Une alimentation variée et équilibrée couvre en règle générale les besoins en oligoéléments. Plusieurs familles d'aliments concentrent ces micronutriments à haute densité nutritionnelle.
Les fruits de mer et poissons gras apportent iode, zinc, sélénium et magnésium en quantités intéressantes. Les fruits secs et oléagineux (amandes, noix du Brésil, noisettes, graines de courge) fournissent magnésium, sélénium, zinc et manganèse. Les légumineuses et céréales complètes assurent un apport en fer non-héminique, en cuivre et en manganèse, à condition de varier les sources et de favoriser le trempage qui réduit l'acide phytique chélateur. Le foie et la viande rouge restent les principales sources de fer héminique facilement biodisponible. Les produits laitiers et œufs complètent l'apport en sélénium, zinc et iode.
Un déficit débutant en oligoéléments se manifeste souvent par des signes fonctionnels peu spécifiques, faciles à confondre avec d'autres causes. Seul un bilan biologique objective le manque et permet une supplémentation ciblée.
Un déficit en fer se traduit fréquemment par une fatigue inhabituelle, un teint pâle, un essoufflement à l'effort, parfois une chute de cheveux ; il s'inscrit dans le cadre d'une anémie qui relève d'un diagnostic médical (NFS, ferritine, CRP). Un déficit en magnésium peut s'exprimer par une nervosité, des crampes, des troubles du sommeil ou une asthénie. Un déficit en zinc évoque une peau atone, des ongles striés, une perte de cheveux, une moindre résistance aux infections. Un déficit en iode se traduit par une fatigue, une frilosité, une modification du métabolisme. Tout symptôme persistant justifie un bilan sanguin avant d'envisager une supplémentation prolongée.
Une supplémentation en oligoéléments peut être indiquée dans plusieurs situations précises, en complément d'une alimentation déjà équilibrée. Les compléments alimentaires les plus prescrits s'intègrent dans un parcours global de nutrition.
Les situations classiquement concernées incluent les carences biologiquement avérées par dosage sanguin, la grossesse et l'allaitement (besoins accrus en fer, iode, zinc), les périodes de convalescence et de fatigue prolongée, l'activité sportive intense avec pertes électrolytiques accrues, ainsi que les régimes alimentaires restrictifs (végétarisme strict, alimentation pauvre en fruits de mer, alimentation médicalisée).

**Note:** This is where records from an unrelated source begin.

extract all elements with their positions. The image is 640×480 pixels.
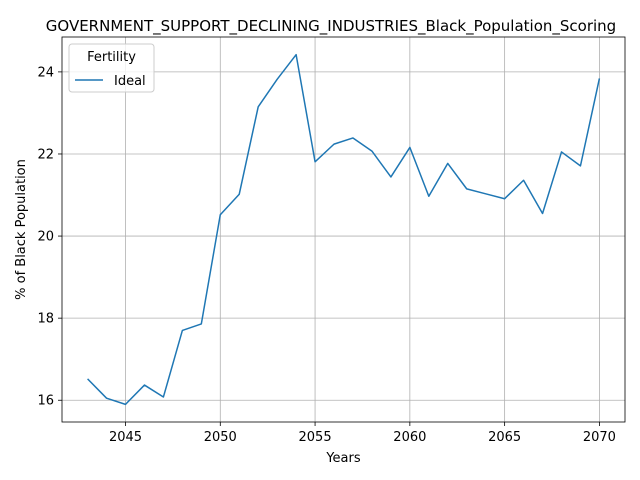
y-axis-label: % of Black Population [14,159,29,300]
legend: Fertility Ideal [68,43,155,93]
grid-lines [62,37,625,422]
y-axis: 16 18 20 22 24 [37,65,62,409]
y-tick-label: 20 [37,230,54,245]
legend-title: Fertility [87,50,136,65]
x-tick-label: 2050 [204,430,237,445]
y-tick-label: 16 [37,394,54,409]
x-axis-label: Years [325,451,361,466]
x-tick-label: 2070 [583,430,616,445]
x-tick-label: 2060 [393,430,426,445]
x-tick-label: 2045 [109,430,142,445]
chart-title: GOVERNMENT_SUPPORT_DECLINING_INDUSTRIES_… [46,17,616,36]
plot-frame [61,36,626,423]
x-tick-label: 2055 [299,430,332,445]
x-tick-label: 2065 [488,430,521,445]
y-tick-label: 24 [37,65,54,80]
y-tick-label: 18 [37,312,54,327]
x-axis: 2045 2050 2055 2060 2065 2070 [109,422,616,445]
legend-label-ideal: Ideal [114,74,146,89]
y-tick-label: 22 [37,147,54,162]
series-layer [87,53,601,406]
series-line-ideal [87,53,601,406]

La catégorie tonus, vitalité et fatigue rassemble les références ciblant ces situations.
L'idée que "les minéraux naturels sont inoffensifs" est une idée reçue à écarter. Chaque oligoélément possède une dose maximale tolérable au-delà de laquelle apparaissent des effets indésirables documentés.
Un excès de fer favorise un stress oxydatif et peut révéler ou aggraver une hémochromatose chez les patients prédisposés. Un excès de zinc interfère avec l'absorption du cuivre, occasionne des troubles digestifs et peut paradoxalement affaiblir l'immunité. Une surconsommation d'iode dérègle la fonction thyroïdienne, notamment en cas de thyroïdite auto-immune sous-jacente. Un excès de sélénium entraîne une sélénose (chute de cheveux, fragilité des ongles, troubles digestifs) au-delà des doses recommandées. La règle d'or reste de ne pas dépasser les apports nutritionnels conseillés (ANC) sans avis médical, et de privilégier autant que possible une alimentation variée.